Bill,

Can't send you a sample of my working config files but I'll try and give you a little help.  Have you tried to put multiple Listen directives into your single conf file?  I still have seperate conf files using httpd.conf and ssl.conf.  I have a Listen directive in each.

Something like this should work

Listen 192.168.1.2:80
Listen 192.168.1.2:443

If you only had one Listen directive  along with your NameVirtualHost directive I suspect that would cause an error since the port in the Listen directive and NameVirtualHost directive did not match.

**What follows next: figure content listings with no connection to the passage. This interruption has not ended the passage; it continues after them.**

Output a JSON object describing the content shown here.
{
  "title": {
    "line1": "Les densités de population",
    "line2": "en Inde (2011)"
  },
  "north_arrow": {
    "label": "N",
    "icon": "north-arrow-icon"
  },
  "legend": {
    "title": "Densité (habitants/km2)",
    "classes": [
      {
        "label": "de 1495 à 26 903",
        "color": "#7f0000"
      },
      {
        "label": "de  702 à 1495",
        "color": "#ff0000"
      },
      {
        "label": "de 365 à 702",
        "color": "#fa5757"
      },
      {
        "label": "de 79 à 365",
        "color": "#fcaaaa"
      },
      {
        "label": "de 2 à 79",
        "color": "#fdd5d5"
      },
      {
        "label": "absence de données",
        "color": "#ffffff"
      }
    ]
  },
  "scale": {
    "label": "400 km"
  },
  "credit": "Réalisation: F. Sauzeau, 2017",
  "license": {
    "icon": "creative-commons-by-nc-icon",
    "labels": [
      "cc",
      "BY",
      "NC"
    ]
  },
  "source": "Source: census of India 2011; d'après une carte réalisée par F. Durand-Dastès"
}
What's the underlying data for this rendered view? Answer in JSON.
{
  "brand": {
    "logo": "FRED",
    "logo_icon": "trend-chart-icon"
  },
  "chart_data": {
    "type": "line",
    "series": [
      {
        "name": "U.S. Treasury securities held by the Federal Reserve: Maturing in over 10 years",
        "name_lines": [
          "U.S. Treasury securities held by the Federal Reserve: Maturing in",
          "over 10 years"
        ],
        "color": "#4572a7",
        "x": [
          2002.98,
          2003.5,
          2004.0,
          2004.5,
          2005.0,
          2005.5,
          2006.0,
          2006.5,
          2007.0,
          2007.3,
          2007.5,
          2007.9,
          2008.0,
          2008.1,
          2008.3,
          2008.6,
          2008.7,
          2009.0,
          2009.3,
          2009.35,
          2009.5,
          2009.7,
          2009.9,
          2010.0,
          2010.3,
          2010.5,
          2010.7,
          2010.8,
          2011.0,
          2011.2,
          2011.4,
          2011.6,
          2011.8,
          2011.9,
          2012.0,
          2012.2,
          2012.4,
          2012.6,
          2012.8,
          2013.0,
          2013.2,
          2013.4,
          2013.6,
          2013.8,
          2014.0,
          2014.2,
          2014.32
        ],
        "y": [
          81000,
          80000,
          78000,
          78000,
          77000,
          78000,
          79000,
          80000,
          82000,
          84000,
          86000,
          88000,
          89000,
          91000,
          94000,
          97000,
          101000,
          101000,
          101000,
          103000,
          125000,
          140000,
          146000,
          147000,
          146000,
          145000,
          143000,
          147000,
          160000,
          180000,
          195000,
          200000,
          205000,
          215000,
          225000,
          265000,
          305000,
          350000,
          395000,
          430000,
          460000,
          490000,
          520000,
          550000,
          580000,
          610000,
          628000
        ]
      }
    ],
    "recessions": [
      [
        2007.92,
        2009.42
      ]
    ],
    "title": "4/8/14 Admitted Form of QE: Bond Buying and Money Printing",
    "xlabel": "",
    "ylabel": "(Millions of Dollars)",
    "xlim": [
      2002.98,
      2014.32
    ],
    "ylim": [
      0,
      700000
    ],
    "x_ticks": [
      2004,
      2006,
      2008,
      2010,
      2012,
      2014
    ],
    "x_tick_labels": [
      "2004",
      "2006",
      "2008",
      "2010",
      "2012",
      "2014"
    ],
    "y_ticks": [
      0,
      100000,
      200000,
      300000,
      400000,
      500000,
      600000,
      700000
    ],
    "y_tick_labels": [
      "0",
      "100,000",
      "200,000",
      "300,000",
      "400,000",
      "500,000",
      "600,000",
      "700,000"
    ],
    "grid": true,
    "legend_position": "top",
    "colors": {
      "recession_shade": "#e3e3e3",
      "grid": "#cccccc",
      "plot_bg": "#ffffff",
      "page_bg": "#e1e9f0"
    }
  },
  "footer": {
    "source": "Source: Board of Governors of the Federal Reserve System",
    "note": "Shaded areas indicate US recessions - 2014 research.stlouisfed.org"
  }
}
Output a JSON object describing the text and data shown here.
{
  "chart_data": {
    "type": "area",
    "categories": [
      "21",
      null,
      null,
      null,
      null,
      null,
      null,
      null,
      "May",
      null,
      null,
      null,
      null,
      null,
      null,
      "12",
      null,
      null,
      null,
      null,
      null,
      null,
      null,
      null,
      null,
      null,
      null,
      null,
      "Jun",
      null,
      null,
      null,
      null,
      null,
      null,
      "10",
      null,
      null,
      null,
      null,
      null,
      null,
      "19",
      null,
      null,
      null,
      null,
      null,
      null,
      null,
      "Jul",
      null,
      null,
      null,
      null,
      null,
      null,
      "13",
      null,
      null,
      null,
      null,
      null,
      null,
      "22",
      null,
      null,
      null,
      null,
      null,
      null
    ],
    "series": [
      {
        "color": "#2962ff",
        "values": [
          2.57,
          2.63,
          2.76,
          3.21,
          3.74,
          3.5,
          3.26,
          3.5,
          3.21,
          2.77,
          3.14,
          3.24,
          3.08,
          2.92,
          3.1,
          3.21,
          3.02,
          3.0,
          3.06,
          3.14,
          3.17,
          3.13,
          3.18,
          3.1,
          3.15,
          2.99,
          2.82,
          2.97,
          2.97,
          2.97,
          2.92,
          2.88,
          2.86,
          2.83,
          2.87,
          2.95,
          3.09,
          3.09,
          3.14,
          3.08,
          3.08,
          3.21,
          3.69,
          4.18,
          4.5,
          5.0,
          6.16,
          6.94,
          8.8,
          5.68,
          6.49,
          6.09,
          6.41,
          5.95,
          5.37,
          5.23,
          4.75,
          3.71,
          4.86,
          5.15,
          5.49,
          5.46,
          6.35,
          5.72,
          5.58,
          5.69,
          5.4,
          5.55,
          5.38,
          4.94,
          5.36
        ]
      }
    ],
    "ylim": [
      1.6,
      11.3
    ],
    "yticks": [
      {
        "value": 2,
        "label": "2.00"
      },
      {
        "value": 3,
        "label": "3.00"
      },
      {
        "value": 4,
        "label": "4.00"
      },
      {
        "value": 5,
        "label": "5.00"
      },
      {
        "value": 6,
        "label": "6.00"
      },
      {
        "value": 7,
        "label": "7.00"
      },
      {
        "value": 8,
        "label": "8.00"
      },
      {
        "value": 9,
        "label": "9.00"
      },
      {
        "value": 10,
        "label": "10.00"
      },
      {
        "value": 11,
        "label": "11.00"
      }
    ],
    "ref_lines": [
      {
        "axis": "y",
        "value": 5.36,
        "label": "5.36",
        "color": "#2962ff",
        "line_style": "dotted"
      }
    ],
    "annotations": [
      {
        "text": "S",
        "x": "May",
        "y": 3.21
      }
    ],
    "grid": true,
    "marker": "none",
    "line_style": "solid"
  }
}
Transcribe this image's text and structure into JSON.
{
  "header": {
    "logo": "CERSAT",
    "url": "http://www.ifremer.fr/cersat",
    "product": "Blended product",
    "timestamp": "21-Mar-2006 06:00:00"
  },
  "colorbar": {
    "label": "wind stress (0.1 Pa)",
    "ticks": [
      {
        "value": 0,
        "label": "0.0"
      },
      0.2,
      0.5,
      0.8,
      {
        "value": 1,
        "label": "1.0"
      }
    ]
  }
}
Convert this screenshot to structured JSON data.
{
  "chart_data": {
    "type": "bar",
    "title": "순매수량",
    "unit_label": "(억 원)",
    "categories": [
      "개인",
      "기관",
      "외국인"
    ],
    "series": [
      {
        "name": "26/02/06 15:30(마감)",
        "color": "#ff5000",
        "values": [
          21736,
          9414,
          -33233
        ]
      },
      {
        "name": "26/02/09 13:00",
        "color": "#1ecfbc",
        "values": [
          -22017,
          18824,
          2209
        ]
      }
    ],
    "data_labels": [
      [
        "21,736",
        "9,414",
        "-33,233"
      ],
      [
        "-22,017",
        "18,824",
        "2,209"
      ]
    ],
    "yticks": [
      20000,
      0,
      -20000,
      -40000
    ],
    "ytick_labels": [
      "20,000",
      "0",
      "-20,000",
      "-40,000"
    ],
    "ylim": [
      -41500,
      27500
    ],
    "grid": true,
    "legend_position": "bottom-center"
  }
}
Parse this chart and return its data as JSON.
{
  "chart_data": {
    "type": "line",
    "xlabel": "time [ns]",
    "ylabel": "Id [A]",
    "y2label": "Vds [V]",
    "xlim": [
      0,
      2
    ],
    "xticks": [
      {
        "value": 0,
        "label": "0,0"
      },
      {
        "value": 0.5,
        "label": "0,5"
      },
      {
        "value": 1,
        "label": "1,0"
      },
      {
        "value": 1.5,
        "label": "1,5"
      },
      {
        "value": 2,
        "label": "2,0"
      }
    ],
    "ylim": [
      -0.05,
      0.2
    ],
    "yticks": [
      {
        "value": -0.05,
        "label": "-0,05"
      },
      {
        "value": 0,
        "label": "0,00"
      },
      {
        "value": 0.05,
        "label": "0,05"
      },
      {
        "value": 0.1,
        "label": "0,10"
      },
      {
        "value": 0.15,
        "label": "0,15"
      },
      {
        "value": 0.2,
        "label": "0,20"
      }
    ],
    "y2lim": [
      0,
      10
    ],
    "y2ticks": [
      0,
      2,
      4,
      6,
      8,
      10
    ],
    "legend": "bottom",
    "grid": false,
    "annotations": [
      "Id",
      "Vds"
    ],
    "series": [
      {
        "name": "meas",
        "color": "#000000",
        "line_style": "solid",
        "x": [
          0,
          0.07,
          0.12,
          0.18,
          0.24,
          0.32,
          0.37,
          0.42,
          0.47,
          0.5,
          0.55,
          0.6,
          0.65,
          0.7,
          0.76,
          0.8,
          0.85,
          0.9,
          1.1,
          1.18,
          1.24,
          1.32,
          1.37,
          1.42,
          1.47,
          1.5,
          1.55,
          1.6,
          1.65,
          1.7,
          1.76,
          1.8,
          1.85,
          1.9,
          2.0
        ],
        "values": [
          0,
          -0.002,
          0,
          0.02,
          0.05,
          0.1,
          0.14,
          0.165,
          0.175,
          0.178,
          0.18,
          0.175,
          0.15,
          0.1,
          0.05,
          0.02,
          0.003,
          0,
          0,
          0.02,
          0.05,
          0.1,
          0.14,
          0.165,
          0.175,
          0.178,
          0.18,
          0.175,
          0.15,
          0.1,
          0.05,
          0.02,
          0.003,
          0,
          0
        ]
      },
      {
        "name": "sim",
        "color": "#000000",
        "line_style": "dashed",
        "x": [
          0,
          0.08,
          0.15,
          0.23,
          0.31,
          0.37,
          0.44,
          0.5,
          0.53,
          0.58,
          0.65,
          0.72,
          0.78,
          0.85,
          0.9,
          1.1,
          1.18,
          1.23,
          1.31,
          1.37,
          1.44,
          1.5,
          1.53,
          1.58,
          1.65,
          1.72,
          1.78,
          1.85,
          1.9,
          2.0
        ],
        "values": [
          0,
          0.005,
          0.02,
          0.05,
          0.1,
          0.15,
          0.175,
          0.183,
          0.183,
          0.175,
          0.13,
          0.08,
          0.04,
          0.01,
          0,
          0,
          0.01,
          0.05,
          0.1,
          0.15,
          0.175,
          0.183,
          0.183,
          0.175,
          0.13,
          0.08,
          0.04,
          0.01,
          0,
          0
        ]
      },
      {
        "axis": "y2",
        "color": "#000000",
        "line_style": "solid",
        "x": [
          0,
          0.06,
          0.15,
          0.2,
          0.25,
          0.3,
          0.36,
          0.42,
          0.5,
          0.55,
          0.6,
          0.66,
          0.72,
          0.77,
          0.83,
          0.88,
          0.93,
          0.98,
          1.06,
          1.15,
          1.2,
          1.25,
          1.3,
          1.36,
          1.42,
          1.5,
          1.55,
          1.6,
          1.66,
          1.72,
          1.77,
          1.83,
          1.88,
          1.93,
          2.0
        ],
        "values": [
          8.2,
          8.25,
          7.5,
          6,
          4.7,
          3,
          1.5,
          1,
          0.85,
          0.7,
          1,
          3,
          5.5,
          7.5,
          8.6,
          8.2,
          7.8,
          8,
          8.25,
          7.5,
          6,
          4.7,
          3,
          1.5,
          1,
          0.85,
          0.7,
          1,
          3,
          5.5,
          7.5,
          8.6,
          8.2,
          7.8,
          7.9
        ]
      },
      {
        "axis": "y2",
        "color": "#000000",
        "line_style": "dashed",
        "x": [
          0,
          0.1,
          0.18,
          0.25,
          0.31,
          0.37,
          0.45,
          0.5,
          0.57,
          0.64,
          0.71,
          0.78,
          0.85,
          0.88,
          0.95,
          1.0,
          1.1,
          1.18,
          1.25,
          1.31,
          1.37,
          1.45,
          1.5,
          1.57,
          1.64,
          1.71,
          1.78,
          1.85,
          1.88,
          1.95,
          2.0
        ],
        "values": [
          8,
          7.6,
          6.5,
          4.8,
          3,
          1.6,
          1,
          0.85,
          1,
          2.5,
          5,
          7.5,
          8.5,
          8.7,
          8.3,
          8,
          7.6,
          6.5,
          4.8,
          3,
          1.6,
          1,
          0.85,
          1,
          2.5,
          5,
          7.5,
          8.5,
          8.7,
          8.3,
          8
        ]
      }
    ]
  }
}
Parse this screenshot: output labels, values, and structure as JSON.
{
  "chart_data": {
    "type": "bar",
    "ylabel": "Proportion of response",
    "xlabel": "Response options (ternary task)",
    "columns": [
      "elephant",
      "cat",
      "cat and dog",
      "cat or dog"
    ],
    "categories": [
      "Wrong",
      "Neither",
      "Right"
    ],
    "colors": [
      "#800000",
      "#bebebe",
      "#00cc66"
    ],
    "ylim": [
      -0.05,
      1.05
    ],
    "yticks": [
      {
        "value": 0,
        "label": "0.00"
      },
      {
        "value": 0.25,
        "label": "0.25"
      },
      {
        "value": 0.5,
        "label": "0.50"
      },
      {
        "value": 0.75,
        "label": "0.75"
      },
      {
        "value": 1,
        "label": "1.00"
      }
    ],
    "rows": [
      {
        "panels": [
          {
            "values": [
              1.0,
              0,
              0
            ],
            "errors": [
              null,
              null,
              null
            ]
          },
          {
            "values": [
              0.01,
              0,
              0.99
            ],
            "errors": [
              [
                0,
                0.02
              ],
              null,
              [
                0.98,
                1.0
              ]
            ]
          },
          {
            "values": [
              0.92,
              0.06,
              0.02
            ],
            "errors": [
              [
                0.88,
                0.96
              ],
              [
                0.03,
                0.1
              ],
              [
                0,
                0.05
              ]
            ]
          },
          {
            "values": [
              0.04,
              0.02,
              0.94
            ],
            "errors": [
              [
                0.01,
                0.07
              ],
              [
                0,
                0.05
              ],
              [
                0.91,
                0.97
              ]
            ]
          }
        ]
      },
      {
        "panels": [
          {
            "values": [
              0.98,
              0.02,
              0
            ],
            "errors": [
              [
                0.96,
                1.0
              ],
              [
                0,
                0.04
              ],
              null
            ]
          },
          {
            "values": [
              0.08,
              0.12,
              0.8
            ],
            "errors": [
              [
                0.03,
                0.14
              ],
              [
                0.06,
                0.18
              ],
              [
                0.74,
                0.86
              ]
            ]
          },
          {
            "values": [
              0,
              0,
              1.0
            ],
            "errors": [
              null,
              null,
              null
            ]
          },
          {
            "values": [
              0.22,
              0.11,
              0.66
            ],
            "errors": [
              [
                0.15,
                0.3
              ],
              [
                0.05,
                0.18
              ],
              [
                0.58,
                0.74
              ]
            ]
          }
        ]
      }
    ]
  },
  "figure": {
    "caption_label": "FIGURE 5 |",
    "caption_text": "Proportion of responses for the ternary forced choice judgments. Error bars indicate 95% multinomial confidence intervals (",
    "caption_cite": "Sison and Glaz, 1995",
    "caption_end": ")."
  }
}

If that was not the problem however I'm not sure what else it could be.

Ryan


On 6-Jun-06, at 11:08 AM, Bill Angus wrote:

Ryan this is great news!
 
When working with this, I got rid of the include files by putting together a single config file which included all the desired portions. I tried placing the "listen 443" directive everywhere I could think of that made sense. No matter where it showed up I got an error and apache would not load.
 
I found that I could have either
 
NameVirtualHost *:80
or
 
listen 192.168.1.2:443
 
... but not both directives in the same file. With both directives, the service always crashed at startup.
 
My platform is Win2k pro -- but it should make no difference from win2003.
 
Can you post a sample of your working config?

Thanks!
 
----- Original Message -----
Sent: Tuesday, June 06, 2006 7:17 AM
Subject: Re: [EMAIL PROTECTED] VirtualHost

 
1st, regarding an earlier comment in this thread... it matters what your platform is: In a windows environment (as far as I could tell after 2-days worth of messing around with configs... ), you cannot actually have name-based v-hosting on port 80, as well as a single SSL v-host on 443, unless you set up two separate windows services, one for SSL on port 443 and one for port 80.

I can say that this is not true.  On a Windows 2003 server and Apache 2.0 we have several name based vhosts on port 80 and one vhost on port 443 for ssl.

 
2nd... from what you have written, is it possible that you might not have configured your domain DNS properly? If so, this might have affected whether your CSR was correct when you got your SSL certificate.
 
You want to set up your domain DNS as something like www.yourdomain.com (which you will serve on port 80).
 
You will want to set up a sub-domain DNS record for secure service (something like secure.yourdomain.com ). You will want to generate a CSR and get a certificate for secure.yourdomain.com (not www.yourdomain.com)


If you are able to configure the vhosts properly on both 80 and 443 this is not required.  The vhost on each port can have the same domain name and the http vs https will direct the request to the proper vhost.

Follow the advice of Owen and Matthew and look for an Include directive in your httpd.conf file to see where the other vhost it being declared.  I suspect it is the file ssl.conf.